Title: Dinky Hocker Shoots Smack
Author: M.E. Kerr
Date: 1972
Publisher: Harper & Row
ISBN: 0-440-92030-2
Length: 190 pages
Quote: "'Is shooting smack taking heroin?' Tucker said. 'It's not just taking heroin,' Dinky said. 'It's wallowing in it. That guy lives to shoot up.'"
It took me a few years to read this book. I remember looking at the shiny-new original cover--graffiti, to warn us that this was a grimy urban story--and wondering whether it was about sports, drugs, or murder, and not really wanting to know. So, for others who may have a similar reaction, there's the explanation. This is an instructive story about sober, ordinary people who live in a city where some of them are trying to help addicts. Dinky Hocker, whose real name is Susan, does not take drugs at any point in this story. She just observes that her very fashionable, p.c., leftist mother shows more empathy to the addicts the mother tries to help than she shows to Dinky, so in a moment of desperation she claims...
This is not only the story of Dinky Hocker. It's also the story of her three sober friends Natalia, Tucker, and P. John. Natalia is pretty.

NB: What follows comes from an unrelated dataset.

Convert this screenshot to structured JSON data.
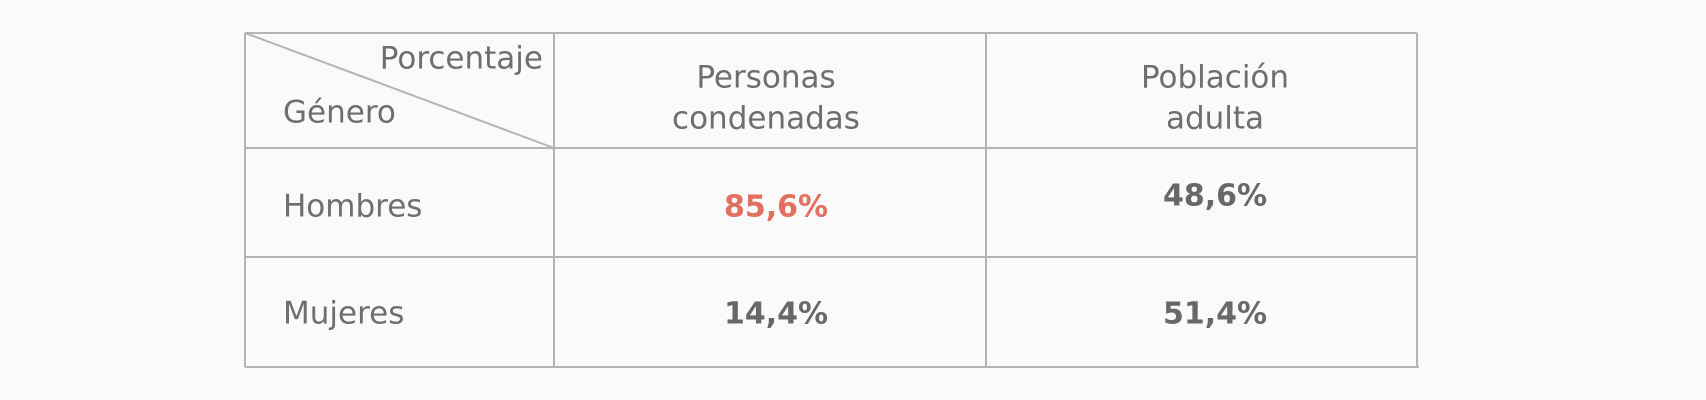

Tucker is appealingly shy and immature. P. John is big, fat, and a redhead, and he copes with these social handicaps by being a loud Republican, partly just to annoy his left-wing father. Tucker and Natalia like each other a lot, though more in an idealistic way--they read contemporary pop psychology together--than in a romantic or erotic way. Will they be a romantic couple next year? "You ask me if my love will grow? I don't know! I don't know!" Tucker echoes the Beatles song. P. John likes the idea of taking control of his weight and wants to share that with Dinky. Dinky sneers, "Isn't that romantic," at his friendly weight loss tips and political rants, but she's miserably aware that at least P. John is her date, whereas Tucker has eyes only for Natalia.
Their social circle also includes a few recovering addicts.These young people aren't friends on the same level that the four main characters are each other's friends, but then again they're not written off as "scags," a word that does not appear anywhere in this book. My school encouraged sneering at "scags." Dinky's parents, and church, don't encourage that.

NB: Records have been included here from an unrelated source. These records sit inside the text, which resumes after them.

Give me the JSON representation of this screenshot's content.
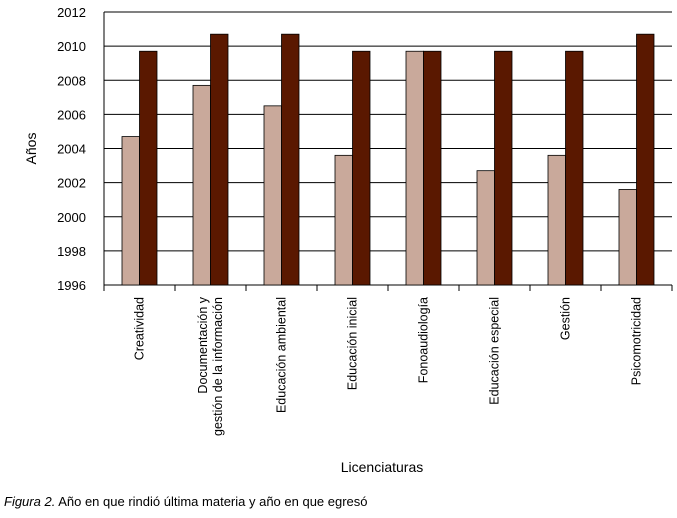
{
  "chart_data": {
    "type": "bar",
    "xlabel": "Licenciaturas",
    "ylabel": "Años",
    "ylim": [
      1996,
      2012
    ],
    "yticks": [
      1996,
      1998,
      2000,
      2002,
      2004,
      2006,
      2008,
      2010,
      2012
    ],
    "grid": true,
    "legend": "none",
    "categories": [
      "Creatividad",
      "Documentación y\ngestión de la información",
      "Educación ambiental",
      "Educación inicial",
      "Fonoaudiología",
      "Educación especial",
      "Gestión",
      "Psicomotricidad"
    ],
    "series": [
      {
        "color": "#c9a99b",
        "values": [
          2004.7,
          2007.7,
          2006.5,
          2003.6,
          2009.7,
          2002.7,
          2003.6,
          2001.6
        ]
      },
      {
        "color": "#5a1800",
        "values": [
          2009.7,
          2010.7,
          2010.7,
          2009.7,
          2009.7,
          2009.7,
          2009.7,
          2010.7
        ]
      }
    ]
  },
  "caption": {
    "figure_label": "Figura 2.",
    "text": " Año en que rindió última materia y año en que egresó"
  }
}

Now do we need a little sermon for the boys out there in Readerland? Yes! We need a sermon, and it goes like this: Girls liked Dinky Hocker Shoots Smack because it portrays the cute guy learning something very important. We know, because you've told us, that a lot of you guys are not fully human. You're not interested in making friends. The only social activity you enjoy is staring at the kind of female body you drool over until you muster the nerve to suggest flopping into bed. There are some young women who can relate to that feeling for two or three days out of the month, but they soon learn that being around you even during those days is not worth the trouble. If you are male and want to have the kind of real-life experience you have been dreaming and drooling about, you're going to have to put your big boy pants on and actually talk to people you do not find attractive. The only way Natalia's ever going to notice Tucker's lovableness is by seeing him be the best possible friend to P. John and Dinky. A good way to practice, online, is to chat with what appear to be women without seeing, or asking for, a picture--or even a physical description.